– Ничего и никогда. Я не знаю, помогла ли Майре наша молитва, уберегла ли от порока. Не знаю, не знаю. Ядовитая воля греха сильна. Она отравила мою жизнь и довела до могилы мать. Я остался один среди болезни и страданий. Но теперь все в прошлом. – Мордекай снова положил ладонь на руку Деронды и взглянул с радостной надеждой умирающего от чахотки человека. – Мне не о чем сожалеть. Мое дело будет продолжено с честью. Да, я исполню свой долг. Я буду жить в вас. Буду жить в вас.
Он судорожно сжал руку глубоко взволнованного собеседника. Уверенность в том, что перед ним брат Майры, придало странному отношению Деронды к Мордекаю особенную торжественность и нежность. Но он молчал, опасаясь сказать чахоточному еврею в его возбужденном состоянии правду о сестре. Наконец Мордекай вернулся к действительности и попросил:
– Пойдемте. Я не могу больше разговаривать.
Перед дверью Коэна они простились без единого слова – просто пожав друг другу руку.
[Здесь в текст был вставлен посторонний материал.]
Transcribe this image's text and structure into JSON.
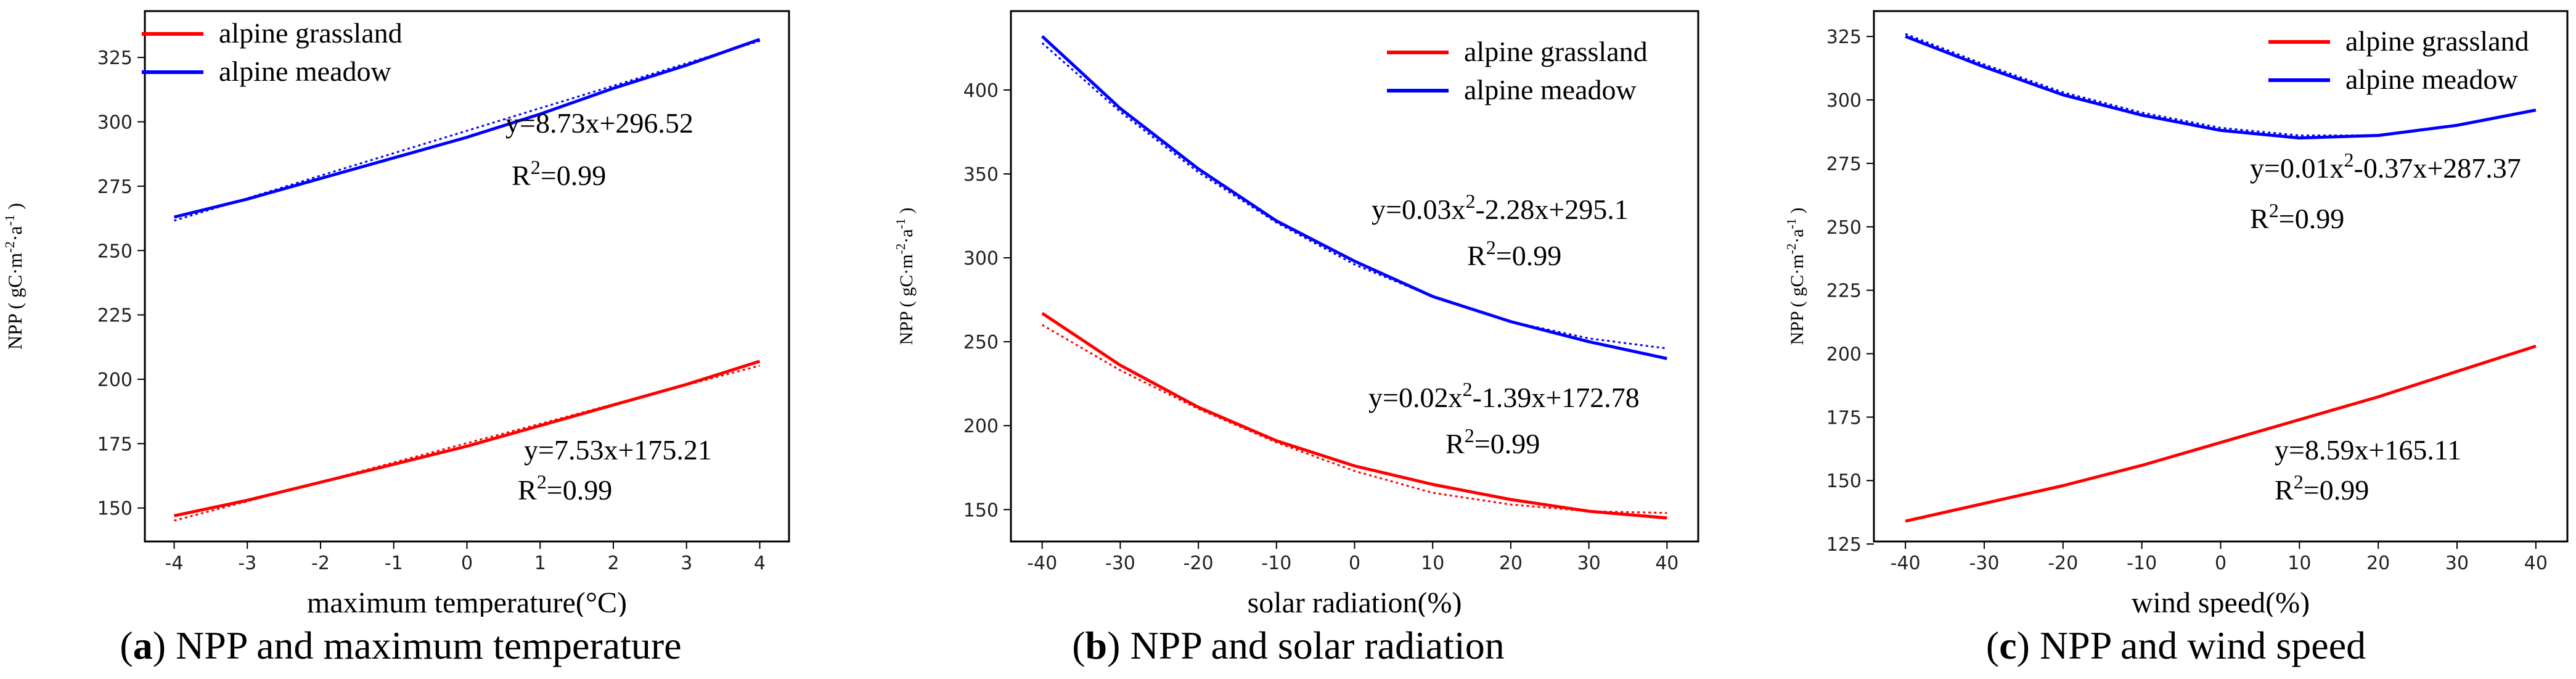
{
  "colors": {
    "grassland": "#ff0000",
    "meadow": "#0000ff",
    "axis": "#000000",
    "background": "#ffffff"
  },
  "legend_labels": [
    "alpine grassland",
    "alpine meadow"
  ],
  "chart_data": [
    {
      "type": "line",
      "panel": "a",
      "xlabel": "maximum temperature(°C)",
      "ylabel": "NPP ( gC·m⁻²·a⁻¹ )",
      "xlim": [
        -4.4,
        4.4
      ],
      "ylim": [
        137,
        343
      ],
      "xticks": [
        -4,
        -3,
        -2,
        -1,
        0,
        1,
        2,
        3,
        4
      ],
      "yticks": [
        150,
        175,
        200,
        225,
        250,
        275,
        300,
        325
      ],
      "legend": "top-left",
      "series": [
        {
          "name": "alpine grassland",
          "key": "grassland",
          "x": [
            -4,
            -3,
            -2,
            -1,
            0,
            1,
            2,
            3,
            4
          ],
          "y": [
            147,
            153,
            160,
            167,
            174,
            182,
            190,
            198,
            207
          ],
          "fit": [
            145.1,
            152.6,
            160.1,
            167.7,
            175.2,
            182.7,
            190.3,
            197.8,
            205.3
          ]
        },
        {
          "name": "alpine meadow",
          "key": "meadow",
          "x": [
            -4,
            -3,
            -2,
            -1,
            0,
            1,
            2,
            3,
            4
          ],
          "y": [
            263,
            270,
            278,
            286,
            294,
            303,
            313,
            322,
            332
          ],
          "fit": [
            261.6,
            270.3,
            279.1,
            287.8,
            296.5,
            305.3,
            314.0,
            322.7,
            331.4
          ]
        }
      ],
      "annotations": [
        {
          "eq": "y=8.73x+296.52",
          "r2": "0.99"
        },
        {
          "eq": "y=7.53x+175.21",
          "r2": "0.99"
        }
      ],
      "caption_letter": "a",
      "caption_text": " NPP and maximum temperature"
    },
    {
      "type": "line",
      "panel": "b",
      "xlabel": "solar radiation(%)",
      "ylabel": "NPP ( gC·m⁻²·a⁻¹ )",
      "xlim": [
        -44,
        44
      ],
      "ylim": [
        131,
        447
      ],
      "xticks": [
        -40,
        -30,
        -20,
        -10,
        0,
        10,
        20,
        30,
        40
      ],
      "yticks": [
        150,
        200,
        250,
        300,
        350,
        400
      ],
      "legend": "top-right",
      "series": [
        {
          "name": "alpine grassland",
          "key": "grassland",
          "x": [
            -40,
            -30,
            -20,
            -10,
            0,
            10,
            20,
            30,
            40
          ],
          "y": [
            267,
            236,
            211,
            191,
            176,
            165,
            156,
            149,
            145
          ],
          "fit": [
            260,
            233,
            210,
            190,
            173,
            160,
            153,
            149,
            148
          ]
        },
        {
          "name": "alpine meadow",
          "key": "meadow",
          "x": [
            -40,
            -30,
            -20,
            -10,
            0,
            10,
            20,
            30,
            40
          ],
          "y": [
            432,
            389,
            353,
            322,
            298,
            277,
            262,
            250,
            240
          ],
          "fit": [
            428,
            387,
            351,
            321,
            296,
            277,
            262,
            252,
            246
          ]
        }
      ],
      "annotations": [
        {
          "eq": "y=0.03x²-2.28x+295.1",
          "r2": "0.99"
        },
        {
          "eq": "y=0.02x²-1.39x+172.78",
          "r2": "0.99"
        }
      ],
      "caption_letter": "b",
      "caption_text": " NPP and solar radiation"
    },
    {
      "type": "line",
      "panel": "c",
      "xlabel": "wind speed(%)",
      "ylabel": "NPP ( gC·m⁻²·a⁻¹ )",
      "xlim": [
        -44,
        44
      ],
      "ylim": [
        126,
        335
      ],
      "xticks": [
        -40,
        -30,
        -20,
        -10,
        0,
        10,
        20,
        30,
        40
      ],
      "yticks": [
        125,
        150,
        175,
        200,
        225,
        250,
        275,
        300,
        325
      ],
      "legend": "top-right",
      "series": [
        {
          "name": "alpine grassland",
          "key": "grassland",
          "x": [
            -40,
            -30,
            -20,
            -10,
            0,
            10,
            20,
            30,
            40
          ],
          "y": [
            134,
            141,
            148,
            156,
            165,
            174,
            183,
            193,
            203
          ],
          "fit": null
        },
        {
          "name": "alpine meadow",
          "key": "meadow",
          "x": [
            -40,
            -30,
            -20,
            -10,
            0,
            10,
            20,
            30,
            40
          ],
          "y": [
            325,
            313,
            302,
            294,
            288,
            285,
            286,
            290,
            296
          ],
          "fit": [
            326,
            314,
            303,
            295,
            289,
            286,
            286,
            290,
            296
          ]
        }
      ],
      "annotations": [
        {
          "eq": "y=0.01x²-0.37x+287.37",
          "r2": "0.99"
        },
        {
          "eq": "y=8.59x+165.11",
          "r2": "0.99"
        }
      ],
      "caption_letter": "c",
      "caption_text": " NPP and wind speed"
    }
  ]
}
Деронда испытывал смешанные чувства: и радость, и тревогу. Радость – оттого что брат Майры оказался более чем достойным родства с ней (впрочем, эта радость носила оттенок печали – ведь воссоединение брата и сестры на самом деле представляло собой начало вечной разлуки). Тревогу вызывала мысль, как новость подействует на обоих и что нужно сделать, чтобы заранее подготовить обе стороны. Несмотря на доброту Коэнов, Деронда решил, насколько это возможно, отдалить их знакомство с Майрой до тех пор, пока она не проникнется к ним глубокой благодарностью за заботу о брате. В любом случае хотелось создать Мордекаю условия, не только более соответствующие его слабому здоровью, но и допускающие свободное общение, хотя Деронда был уверен, что Майра поселится вместе с братом и скрасит ему драгоценный остаток жизни. В героической драме великие признания не отягощаются жизненными подробностями, а Деронда, несомненно, питал столь же почтительный интерес к Мордекаю и Майре, какой испытал бы к потомкам Агамемнона. И все же он заботился о судьбах людей, обитающих на темных улицах нашей земной жизни, а не вознесшихся к созвездьям, и ясно сознавал трудность и деликатность задачи. Особенно сложным казалось убедить Мордекая сменить место жительства и привычки.
В чувствах Майры Деронда не сомневался: сестра объединится с братом в любви к ушедшей матери и в полной мере осознает его величие. Да, величие. Именно этим словом Деронда определял впечатление, которое произвел на него рассказ Мордекая. Он сказал себе – возможно, в противовес духу отрицания, – что человек, чьи мысли порой странны до эксцентричности, поистине велик. Чахоточный еврейский работник в бедной одежде, из милости живущий у чужих людей и страстно проповедующий перед теми, кто принимают его мысли столь же поверхностно, как фламандцы принимают божественный звон колоколов, звучащий над рыночной площадью, обладал всеми элементами величия. Ум его твердо, энергично двигался в едином марше с судьбами человечества, в то же время прислушиваясь к шагам отдельного, нуждающегося в сочувственном внимании человека. Он постиг и выбрал высокую жизненную цель, но проявил тихий героизм, свернув с пути свершений по призыву душевного долга, столь же близкого нам, как близок сердцу птицы голод ее неоперившегося птенца.
В этот вечер Деронда ясно понял, что остаток этой страстной жизни отныне находится на его попечении. Его больно задело то дружеское и в то же время снисходительное равнодушие, с которым слушали Мордекая члены философского клуба. Однако переживание из-за того малого пространства, которое отведено возвышенным идеям в обыкновенных умах, расширило его собственный горизонт. В то время как терпимость всегда казалась Деронде самой простой позицией, в характере его существовала еще одна черта, также способная обернуться слабостью: нежелание показаться исключительным или рискнуть тщетной настойчивостью в отношении собственных взглядов. Однако сейчас подобная осторожность вызвала презрение: впервые в жизни Деронда увидел полную картину реальной жизни, сжигающей себя в одиноком энтузиазме. Перед ним предстал человек, павший жертвой мрачных обстоятельств и стоявший в стороне от людей, чья речь, в силу непонимания окружающими, превращалась в беседу с самим собой, до тех пор пока он наконец не приблизится к невидимым берегам, а луч признания не осветит его грустное одиночество. Но, возможно, с ним произойдет то же самое, что случилось с умирающим Коперником, который смог коснуться первой печатной копии своей книги, уже утратив чувство осязания, и лишь смутно увидеть ее сквозь сгустившуюся мглу.